While insulin is commonly used to treat type 1 diabetes, new evidence suggests it could also be a potential treatment for Alzheimer’s disease. New research out of Saint Louis University in association with UW Medicine and the Veteran’s Administration Puget Sound, suggests that when administered through the nasal cavity, insulin can be delivered directly to the brain resulting in improved memory in mice.

According to Dr. William Banks, the principal investigator in the study and a UW professor of internal medicine and geriatrics, “Before this study, there was very little evidence of how insulin gets into the brain and where it goes. We showed that insulin goes to areas where we hoped it would go.”

To test insulin’s effectiveness at improving memory, researchers used a mouse model that develops learning and memory problems during “mouse middle age” (around 8-12 months). Researchers tested the ability of the memory-impaired mice to recognize new objects they were presented with and found that these mice couldn’t distinguish new objects from those they’d seen before.

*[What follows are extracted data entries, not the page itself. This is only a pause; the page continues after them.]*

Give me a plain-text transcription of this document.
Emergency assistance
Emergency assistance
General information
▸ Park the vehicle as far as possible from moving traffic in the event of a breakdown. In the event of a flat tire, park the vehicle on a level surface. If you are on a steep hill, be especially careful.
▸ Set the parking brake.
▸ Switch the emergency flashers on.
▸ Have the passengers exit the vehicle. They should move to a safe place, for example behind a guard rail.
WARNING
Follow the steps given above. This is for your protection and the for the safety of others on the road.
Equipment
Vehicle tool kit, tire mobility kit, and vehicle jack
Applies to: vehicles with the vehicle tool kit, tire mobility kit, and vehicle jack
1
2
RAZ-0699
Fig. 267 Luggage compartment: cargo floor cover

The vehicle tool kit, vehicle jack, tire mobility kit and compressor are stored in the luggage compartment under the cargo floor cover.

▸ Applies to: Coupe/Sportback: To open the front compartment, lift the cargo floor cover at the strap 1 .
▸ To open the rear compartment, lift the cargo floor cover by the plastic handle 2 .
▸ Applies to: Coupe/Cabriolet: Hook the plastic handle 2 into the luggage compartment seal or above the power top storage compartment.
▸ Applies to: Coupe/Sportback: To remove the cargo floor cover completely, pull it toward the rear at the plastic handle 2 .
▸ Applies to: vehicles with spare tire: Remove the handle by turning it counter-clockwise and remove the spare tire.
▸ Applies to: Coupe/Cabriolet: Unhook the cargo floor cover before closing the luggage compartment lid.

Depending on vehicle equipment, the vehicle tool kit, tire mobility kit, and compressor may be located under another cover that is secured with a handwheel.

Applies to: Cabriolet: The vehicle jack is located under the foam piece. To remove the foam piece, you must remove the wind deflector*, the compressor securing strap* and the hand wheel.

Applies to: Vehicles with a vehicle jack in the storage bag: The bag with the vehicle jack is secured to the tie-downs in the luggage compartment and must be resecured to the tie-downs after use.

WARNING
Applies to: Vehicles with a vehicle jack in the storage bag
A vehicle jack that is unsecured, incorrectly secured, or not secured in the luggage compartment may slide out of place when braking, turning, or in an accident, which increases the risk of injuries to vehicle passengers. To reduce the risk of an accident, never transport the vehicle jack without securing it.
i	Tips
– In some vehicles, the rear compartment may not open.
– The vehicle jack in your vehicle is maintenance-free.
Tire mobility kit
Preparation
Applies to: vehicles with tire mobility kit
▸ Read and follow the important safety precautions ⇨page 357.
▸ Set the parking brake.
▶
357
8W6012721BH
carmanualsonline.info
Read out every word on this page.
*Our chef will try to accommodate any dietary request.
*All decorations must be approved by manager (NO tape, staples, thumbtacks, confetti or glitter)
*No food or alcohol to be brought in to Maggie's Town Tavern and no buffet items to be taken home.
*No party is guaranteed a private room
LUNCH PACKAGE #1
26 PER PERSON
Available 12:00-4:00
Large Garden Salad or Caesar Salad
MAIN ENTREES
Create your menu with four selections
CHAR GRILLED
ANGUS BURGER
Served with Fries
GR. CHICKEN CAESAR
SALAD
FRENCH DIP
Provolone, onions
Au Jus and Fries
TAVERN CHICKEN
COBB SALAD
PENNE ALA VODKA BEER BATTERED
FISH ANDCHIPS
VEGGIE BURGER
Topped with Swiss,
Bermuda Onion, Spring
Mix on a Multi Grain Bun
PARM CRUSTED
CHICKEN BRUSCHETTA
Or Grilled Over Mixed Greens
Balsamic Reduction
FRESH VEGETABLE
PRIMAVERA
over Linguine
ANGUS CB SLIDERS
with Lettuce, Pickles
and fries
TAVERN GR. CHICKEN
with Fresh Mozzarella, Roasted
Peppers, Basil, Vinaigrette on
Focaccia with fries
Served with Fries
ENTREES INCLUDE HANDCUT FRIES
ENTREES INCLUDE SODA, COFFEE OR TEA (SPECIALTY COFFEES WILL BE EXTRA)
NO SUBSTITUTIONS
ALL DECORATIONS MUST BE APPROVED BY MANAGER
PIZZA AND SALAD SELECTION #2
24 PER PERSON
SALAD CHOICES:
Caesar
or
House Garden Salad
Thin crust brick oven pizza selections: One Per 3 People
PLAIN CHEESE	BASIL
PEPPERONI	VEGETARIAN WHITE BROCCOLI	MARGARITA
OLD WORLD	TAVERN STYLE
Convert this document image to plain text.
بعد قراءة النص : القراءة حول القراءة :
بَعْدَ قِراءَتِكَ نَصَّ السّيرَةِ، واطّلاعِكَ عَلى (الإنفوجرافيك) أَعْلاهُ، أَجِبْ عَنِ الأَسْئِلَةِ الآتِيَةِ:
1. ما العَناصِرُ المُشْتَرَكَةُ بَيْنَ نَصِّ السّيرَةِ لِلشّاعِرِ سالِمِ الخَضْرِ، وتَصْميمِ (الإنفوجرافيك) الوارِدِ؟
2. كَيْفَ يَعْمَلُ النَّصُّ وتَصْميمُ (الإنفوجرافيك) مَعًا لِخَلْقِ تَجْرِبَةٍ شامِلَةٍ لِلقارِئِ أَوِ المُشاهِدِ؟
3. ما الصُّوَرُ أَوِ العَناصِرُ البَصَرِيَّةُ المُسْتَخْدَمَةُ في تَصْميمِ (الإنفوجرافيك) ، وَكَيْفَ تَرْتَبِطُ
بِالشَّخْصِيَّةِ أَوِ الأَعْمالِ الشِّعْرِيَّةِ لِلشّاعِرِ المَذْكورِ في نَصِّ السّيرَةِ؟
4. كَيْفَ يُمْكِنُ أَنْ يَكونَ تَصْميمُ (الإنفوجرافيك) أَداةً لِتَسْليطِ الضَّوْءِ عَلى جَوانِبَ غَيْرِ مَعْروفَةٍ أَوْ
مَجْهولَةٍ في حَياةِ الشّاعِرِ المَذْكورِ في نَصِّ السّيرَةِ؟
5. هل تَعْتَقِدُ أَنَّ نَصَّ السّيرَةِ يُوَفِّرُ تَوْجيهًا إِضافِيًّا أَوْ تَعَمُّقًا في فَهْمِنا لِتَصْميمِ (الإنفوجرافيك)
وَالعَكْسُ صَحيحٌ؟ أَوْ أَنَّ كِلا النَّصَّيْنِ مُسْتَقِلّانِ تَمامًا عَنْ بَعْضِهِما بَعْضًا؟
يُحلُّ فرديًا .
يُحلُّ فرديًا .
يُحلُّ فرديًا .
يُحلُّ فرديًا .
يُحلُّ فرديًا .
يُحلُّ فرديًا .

When these same mice were treated with the intranasal insulin, they were able to recognize objects they had previously been presented with. In addition to these promising results, Banks’ team also showed that insulin delivered high-up in the nasal passage did not enter the blood stream and in turn would not adversely affect blood sugar levels.

It is estimated that 44 million people worldwide are effected by some form of dementia, including Alzheimer’s disease. The researchers noted that this number is expected to double by 2030 and more than triple by 2050.

Though the idea of treating Alzheimer’s intranasally is not a new one – researchers estimate that currently there are at least 800 trials being conducted by the NIH – very few studies are looking at the effects of insulin on cognition. Banks likened potential breakthroughs in Alzheimer’s treatment to the advances made in HIV/AIDS management. Despite the lack of a cure in both cases, HIV/AIDS patients have access to drugs that make the disease manageable as opposed to life-threatening. “If we put similar resources into Alzheimer’s disease,” he said, “we could be equally effective.”